Sin embargo, cuando dominó al mercado texano, la empresa retomó de forma agresiva su expansión en la mayor economía del planeta con diversas compras que hoy la hacen ser la mayor panificadora estadounidense. Tiene operaciones en todo el país gracias a las compras que realizó de diversos activos que pertenecían a empresas como Sara Lee y George Weston Limited.

Al mismo tiempo, Bimbo incursionó en los mercados español, portugués, pa­raguayo y uruguayo. Y no dejó de crecer en México, donde desarrolló o adquirió nuevas marcas o productos para ampliar su portafolio de panes, pastelillos, botanas y dulces –estas dos últimas líneas son también parte importante de la oferta de alimentos que hace Bimbo en México y muchos otros países donde opera.

 

Una nueva aventura

En su más reciente plan de expansión, Bimbo inauguró una planta en la provincia de Guadalajara, en la comunidad autónoma de Castilla-La Mancha (a 50 kilómetros de Madrid), con la que duplicará su capacidad de producción hasta llegar a las 15,000 unidades de pan blanco por hora.

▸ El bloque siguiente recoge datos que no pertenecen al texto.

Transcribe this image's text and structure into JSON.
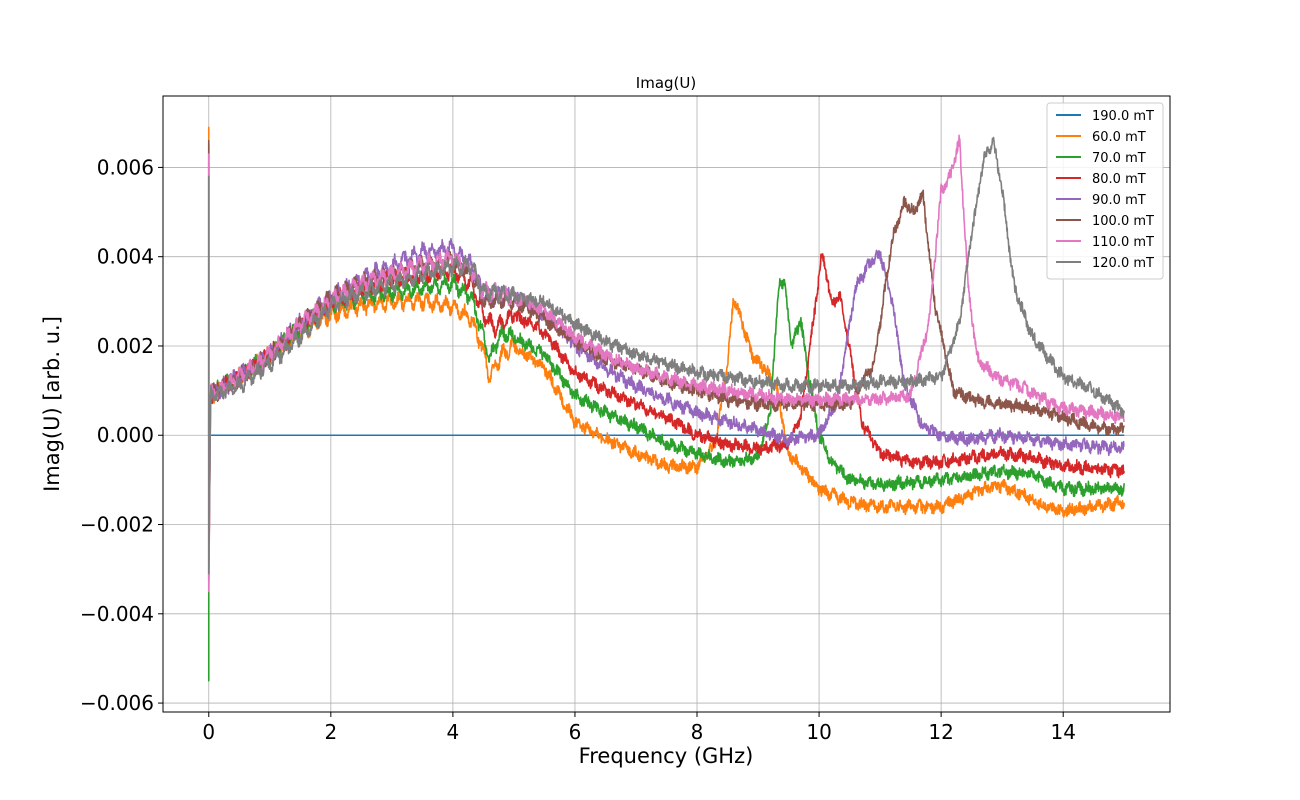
{
  "chart_data": {
    "type": "line",
    "title": "Imag(U)",
    "xlabel": "Frequency (GHz)",
    "ylabel": "Imag(U) [arb. u.]",
    "xlim": [
      -0.75,
      15.75
    ],
    "ylim": [
      -0.0062,
      0.0076
    ],
    "xticks": [
      0,
      2,
      4,
      6,
      8,
      10,
      12,
      14
    ],
    "xtick_labels": [
      "0",
      "2",
      "4",
      "6",
      "8",
      "10",
      "12",
      "14"
    ],
    "yticks": [
      -0.006,
      -0.004,
      -0.002,
      0.0,
      0.002,
      0.004,
      0.006
    ],
    "ytick_labels": [
      "−0.006",
      "−0.004",
      "−0.002",
      "0.000",
      "0.002",
      "0.004",
      "0.006"
    ],
    "grid": true,
    "legend_position": "top-right",
    "series": [
      {
        "name": "190.0 mT",
        "color": "#1f77b4",
        "spike": [],
        "noise": 0,
        "ripple": 0,
        "x": [
          0,
          15
        ],
        "y": [
          0.0,
          0.0
        ]
      },
      {
        "name": "60.0 mT",
        "color": "#ff7f0e",
        "spike": [
          0.0069,
          -0.0033
        ],
        "noise": 0.00012,
        "ripple": 0.00012,
        "x": [
          0.0,
          0.03,
          0.5,
          1.0,
          1.5,
          2.0,
          2.5,
          3.0,
          3.5,
          4.0,
          4.3,
          4.5,
          4.6,
          4.8,
          5.0,
          5.5,
          6.0,
          6.5,
          7.0,
          7.5,
          8.0,
          8.3,
          8.5,
          8.6,
          8.7,
          8.9,
          9.1,
          9.3,
          9.5,
          10.0,
          10.5,
          11.0,
          11.5,
          12.0,
          12.5,
          12.9,
          13.3,
          13.7,
          14.0,
          14.5,
          15.0
        ],
        "y": [
          0.0,
          0.0009,
          0.0013,
          0.0018,
          0.0023,
          0.0027,
          0.0029,
          0.003,
          0.003,
          0.0029,
          0.0026,
          0.0019,
          0.0013,
          0.0018,
          0.002,
          0.0015,
          0.0003,
          -0.0001,
          -0.0004,
          -0.0007,
          -0.0007,
          -0.0002,
          0.0016,
          0.0031,
          0.0027,
          0.0018,
          0.0015,
          0.0011,
          -0.0004,
          -0.0012,
          -0.0015,
          -0.0016,
          -0.0016,
          -0.0016,
          -0.0013,
          -0.0011,
          -0.0013,
          -0.0016,
          -0.0017,
          -0.0016,
          -0.0015
        ]
      },
      {
        "name": "70.0 mT",
        "color": "#2ca02c",
        "spike": [
          -0.0055,
          0.0003
        ],
        "noise": 0.00012,
        "ripple": 0.00012,
        "x": [
          0.0,
          0.03,
          0.5,
          1.0,
          1.5,
          2.0,
          2.5,
          3.0,
          3.5,
          4.0,
          4.3,
          4.5,
          4.6,
          4.8,
          5.0,
          5.5,
          6.0,
          6.5,
          7.0,
          7.5,
          8.0,
          8.5,
          9.0,
          9.2,
          9.35,
          9.45,
          9.55,
          9.7,
          9.8,
          10.0,
          10.2,
          10.5,
          11.0,
          12.0,
          12.5,
          13.0,
          13.5,
          14.0,
          14.5,
          15.0
        ],
        "y": [
          0.0,
          0.0009,
          0.0013,
          0.0018,
          0.0024,
          0.0029,
          0.0031,
          0.0032,
          0.0033,
          0.0034,
          0.0031,
          0.0022,
          0.0017,
          0.0023,
          0.0022,
          0.0018,
          0.0009,
          0.0005,
          0.0002,
          -0.0002,
          -0.0004,
          -0.0006,
          -0.0005,
          0.0005,
          0.0035,
          0.0033,
          0.002,
          0.0026,
          0.0016,
          0.0,
          -0.0006,
          -0.001,
          -0.0011,
          -0.001,
          -0.0009,
          -0.0008,
          -0.0009,
          -0.0012,
          -0.0012,
          -0.0012
        ]
      },
      {
        "name": "80.0 mT",
        "color": "#d62728",
        "spike": [
          0.0065,
          0.0004
        ],
        "noise": 0.00012,
        "ripple": 0.00012,
        "x": [
          0.0,
          0.03,
          0.5,
          1.0,
          1.5,
          2.0,
          2.5,
          3.0,
          3.5,
          4.0,
          4.3,
          4.5,
          4.7,
          5.0,
          5.5,
          6.0,
          6.5,
          7.0,
          7.5,
          8.0,
          8.5,
          9.0,
          9.5,
          9.7,
          9.9,
          10.05,
          10.2,
          10.35,
          10.5,
          10.7,
          11.0,
          11.5,
          12.0,
          12.5,
          13.0,
          13.5,
          14.0,
          15.0
        ],
        "y": [
          0.0,
          0.0009,
          0.0013,
          0.0018,
          0.0024,
          0.003,
          0.0033,
          0.0035,
          0.0036,
          0.0037,
          0.0034,
          0.0027,
          0.0024,
          0.0027,
          0.0023,
          0.0014,
          0.001,
          0.0007,
          0.0004,
          0.0,
          -0.0002,
          -0.0003,
          -0.0002,
          0.0004,
          0.0025,
          0.0041,
          0.003,
          0.0031,
          0.0019,
          0.0003,
          -0.0004,
          -0.0006,
          -0.0006,
          -0.0005,
          -0.0004,
          -0.0005,
          -0.0007,
          -0.0008
        ]
      },
      {
        "name": "90.0 mT",
        "color": "#9467bd",
        "spike": [
          0.0061,
          -0.0032
        ],
        "noise": 0.00012,
        "ripple": 0.00013,
        "x": [
          0.0,
          0.03,
          0.5,
          1.0,
          1.5,
          2.0,
          2.5,
          3.0,
          3.5,
          4.0,
          4.3,
          4.5,
          4.7,
          5.0,
          5.5,
          6.0,
          6.5,
          7.0,
          7.5,
          8.0,
          8.5,
          9.0,
          9.5,
          10.0,
          10.3,
          10.6,
          10.8,
          11.0,
          11.2,
          11.4,
          11.7,
          12.0,
          12.5,
          13.0,
          13.5,
          14.0,
          15.0
        ],
        "y": [
          0.0,
          0.0009,
          0.0013,
          0.0018,
          0.0025,
          0.0031,
          0.0035,
          0.0038,
          0.0041,
          0.0042,
          0.0038,
          0.0031,
          0.0031,
          0.0031,
          0.0027,
          0.002,
          0.0015,
          0.0011,
          0.0008,
          0.0005,
          0.0003,
          0.0001,
          -0.0001,
          0.0,
          0.0008,
          0.0033,
          0.0038,
          0.0041,
          0.003,
          0.0011,
          0.0002,
          0.0,
          -0.0001,
          0.0,
          -0.0001,
          -0.0002,
          -0.0003
        ]
      },
      {
        "name": "100.0 mT",
        "color": "#8c564b",
        "spike": [
          0.0066,
          0.0007
        ],
        "noise": 0.00012,
        "ripple": 0.00012,
        "x": [
          0.0,
          0.03,
          0.5,
          1.0,
          1.5,
          2.0,
          2.5,
          3.0,
          3.5,
          4.0,
          4.3,
          4.5,
          4.7,
          5.0,
          5.5,
          6.0,
          6.5,
          7.0,
          7.5,
          8.0,
          8.5,
          9.0,
          9.5,
          10.0,
          10.5,
          10.9,
          11.2,
          11.4,
          11.55,
          11.7,
          11.9,
          12.2,
          12.5,
          13.0,
          13.5,
          14.0,
          14.5,
          15.0
        ],
        "y": [
          0.0,
          0.0009,
          0.0013,
          0.0018,
          0.0025,
          0.0031,
          0.0034,
          0.0036,
          0.0038,
          0.0039,
          0.0036,
          0.003,
          0.003,
          0.003,
          0.0026,
          0.0021,
          0.0017,
          0.0015,
          0.0012,
          0.001,
          0.0008,
          0.0007,
          0.0007,
          0.0007,
          0.0007,
          0.0016,
          0.0044,
          0.0052,
          0.005,
          0.0054,
          0.0029,
          0.001,
          0.0008,
          0.0007,
          0.0006,
          0.0004,
          0.0002,
          0.0001
        ]
      },
      {
        "name": "110.0 mT",
        "color": "#e377c2",
        "spike": [
          0.0063,
          -0.0035
        ],
        "noise": 0.00012,
        "ripple": 0.00012,
        "x": [
          0.0,
          0.03,
          0.5,
          1.0,
          1.5,
          2.0,
          2.5,
          3.0,
          3.5,
          4.0,
          4.3,
          4.5,
          4.7,
          5.0,
          5.5,
          6.0,
          6.5,
          7.0,
          7.5,
          8.0,
          8.5,
          9.0,
          9.5,
          10.0,
          10.5,
          11.0,
          11.5,
          11.8,
          12.0,
          12.15,
          12.3,
          12.45,
          12.6,
          12.9,
          13.3,
          13.7,
          14.0,
          14.5,
          15.0
        ],
        "y": [
          0.0,
          0.0009,
          0.0013,
          0.0018,
          0.0025,
          0.003,
          0.0034,
          0.0036,
          0.0038,
          0.004,
          0.0037,
          0.0032,
          0.0032,
          0.0031,
          0.0028,
          0.0022,
          0.0018,
          0.0015,
          0.0013,
          0.0011,
          0.001,
          0.0009,
          0.0008,
          0.0008,
          0.0008,
          0.0008,
          0.0009,
          0.0025,
          0.0055,
          0.0058,
          0.0066,
          0.0032,
          0.0017,
          0.0013,
          0.0011,
          0.0008,
          0.0006,
          0.0005,
          0.0004
        ]
      },
      {
        "name": "120.0 mT",
        "color": "#7f7f7f",
        "spike": [
          0.0058,
          -0.0031
        ],
        "noise": 0.00012,
        "ripple": 0.00012,
        "x": [
          0.0,
          0.03,
          0.5,
          1.0,
          1.5,
          2.0,
          2.5,
          3.0,
          3.5,
          4.0,
          4.3,
          4.5,
          4.7,
          5.0,
          5.5,
          6.0,
          6.5,
          7.0,
          7.5,
          8.0,
          8.5,
          9.0,
          9.5,
          10.0,
          10.5,
          11.0,
          11.5,
          12.0,
          12.3,
          12.5,
          12.7,
          12.85,
          13.0,
          13.2,
          13.5,
          14.0,
          14.5,
          15.0
        ],
        "y": [
          0.0,
          0.0009,
          0.0011,
          0.0016,
          0.0022,
          0.0029,
          0.0032,
          0.0034,
          0.0036,
          0.0038,
          0.0038,
          0.0032,
          0.0032,
          0.0031,
          0.003,
          0.0025,
          0.0021,
          0.0018,
          0.0016,
          0.0014,
          0.0013,
          0.0012,
          0.0011,
          0.0011,
          0.0011,
          0.0012,
          0.0012,
          0.0013,
          0.0025,
          0.0045,
          0.0062,
          0.0066,
          0.0055,
          0.0033,
          0.0022,
          0.0013,
          0.001,
          0.0005
        ]
      }
    ]
  }
}
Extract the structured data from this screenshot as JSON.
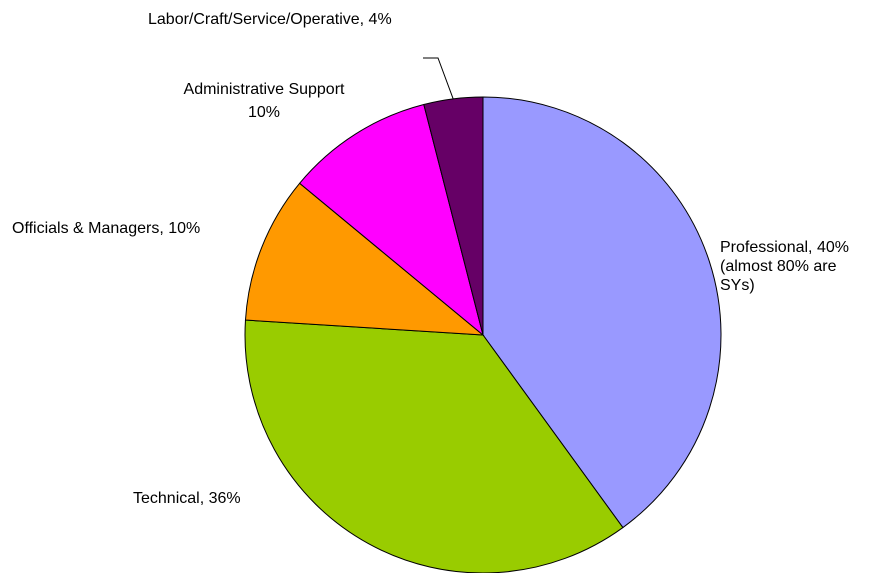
{
  "chart_data": {
    "type": "pie",
    "title": "",
    "start_angle_deg": 0,
    "direction": "clockwise",
    "slices": [
      {
        "category": "Professional",
        "value": 40,
        "color": "#9999FF",
        "label_lines": [
          "Professional, 40%",
          "(almost 80% are",
          "SYs)"
        ]
      },
      {
        "category": "Technical",
        "value": 36,
        "color": "#99CC00",
        "label_lines": [
          "Technical, 36%"
        ]
      },
      {
        "category": "Officials & Managers",
        "value": 10,
        "color": "#FF9900",
        "label_lines": [
          "Officials & Managers, 10%"
        ]
      },
      {
        "category": "Administrative Support",
        "value": 10,
        "color": "#FF00FF",
        "label_lines": [
          "Administrative Support",
          "10%"
        ]
      },
      {
        "category": "Labor/Craft/Service/Operative",
        "value": 4,
        "color": "#660066",
        "label_lines": [
          "Labor/Craft/Service/Operative, 4%"
        ]
      }
    ]
  }
}
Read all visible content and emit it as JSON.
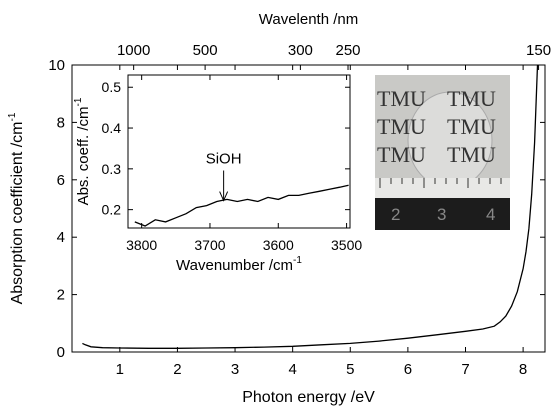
{
  "chart_data": [
    {
      "type": "line",
      "xlabel": "Photon energy /eV",
      "ylabel": "Absorption coefficient /cm",
      "ylabel_sup": "-1",
      "x2label": "Wavelenth /nm",
      "xlim": [
        0.17,
        8.38
      ],
      "xticks": [
        1,
        2,
        3,
        4,
        5,
        6,
        7,
        8
      ],
      "ylim": [
        0,
        10
      ],
      "yticks": [
        0,
        2,
        4,
        6,
        8,
        10
      ],
      "x2lim": [
        7294,
        148
      ],
      "x2scale": "reciprocal",
      "x2ticks": [
        1000,
        500,
        300,
        250,
        150
      ],
      "series": [
        {
          "color": "#000000",
          "x": [
            0.35,
            0.4,
            0.5,
            0.7,
            1,
            1.5,
            2,
            2.5,
            3,
            3.5,
            4,
            4.5,
            5,
            5.5,
            6,
            6.5,
            7,
            7.3,
            7.5,
            7.6,
            7.7,
            7.8,
            7.9,
            8.0,
            8.05,
            8.1,
            8.15,
            8.2,
            8.25
          ],
          "values": [
            0.3,
            0.25,
            0.18,
            0.15,
            0.14,
            0.13,
            0.13,
            0.14,
            0.15,
            0.17,
            0.2,
            0.25,
            0.3,
            0.38,
            0.48,
            0.6,
            0.72,
            0.8,
            0.9,
            1.05,
            1.25,
            1.6,
            2.1,
            2.9,
            3.5,
            4.3,
            5.5,
            7.3,
            10
          ]
        }
      ]
    },
    {
      "type": "line",
      "xlabel": "Wavenumber /cm",
      "xlabel_sup": "-1",
      "ylabel": "Abs. coeff. /cm",
      "ylabel_sup": "-1",
      "xlim": [
        3820,
        3495
      ],
      "xticks": [
        3800,
        3700,
        3600,
        3500
      ],
      "ylim": [
        0.155,
        0.53
      ],
      "yticks": [
        0.2,
        0.3,
        0.4,
        0.5
      ],
      "annotation": {
        "text": "SiOH",
        "x": 3680,
        "y": 0.215
      },
      "series": [
        {
          "color": "#000000",
          "x": [
            3810,
            3795,
            3780,
            3765,
            3750,
            3735,
            3720,
            3705,
            3690,
            3675,
            3660,
            3645,
            3630,
            3615,
            3600,
            3585,
            3570,
            3555,
            3540,
            3525,
            3510,
            3497
          ],
          "values": [
            0.17,
            0.16,
            0.175,
            0.17,
            0.18,
            0.19,
            0.205,
            0.21,
            0.22,
            0.225,
            0.22,
            0.225,
            0.22,
            0.23,
            0.225,
            0.235,
            0.235,
            0.24,
            0.245,
            0.25,
            0.255,
            0.26
          ]
        }
      ]
    }
  ],
  "photo": {
    "watermark": "TMU",
    "ruler_labels": [
      "2",
      "3",
      "4"
    ]
  }
}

La estrategia del grupo, según fuentes cercanas a la empresa, es modernizar y poner al día todas las infraestructuras de producción y abastecimiento, para incrementar su cuota de mercado, que asciende al 26% en el pan empacado. “No sólo queremos aumentar el crecimiento, sino también la penetración de la marca en los hogares españoles”, comentó Daniel Servitje, presidente del consejo y director general de la firma.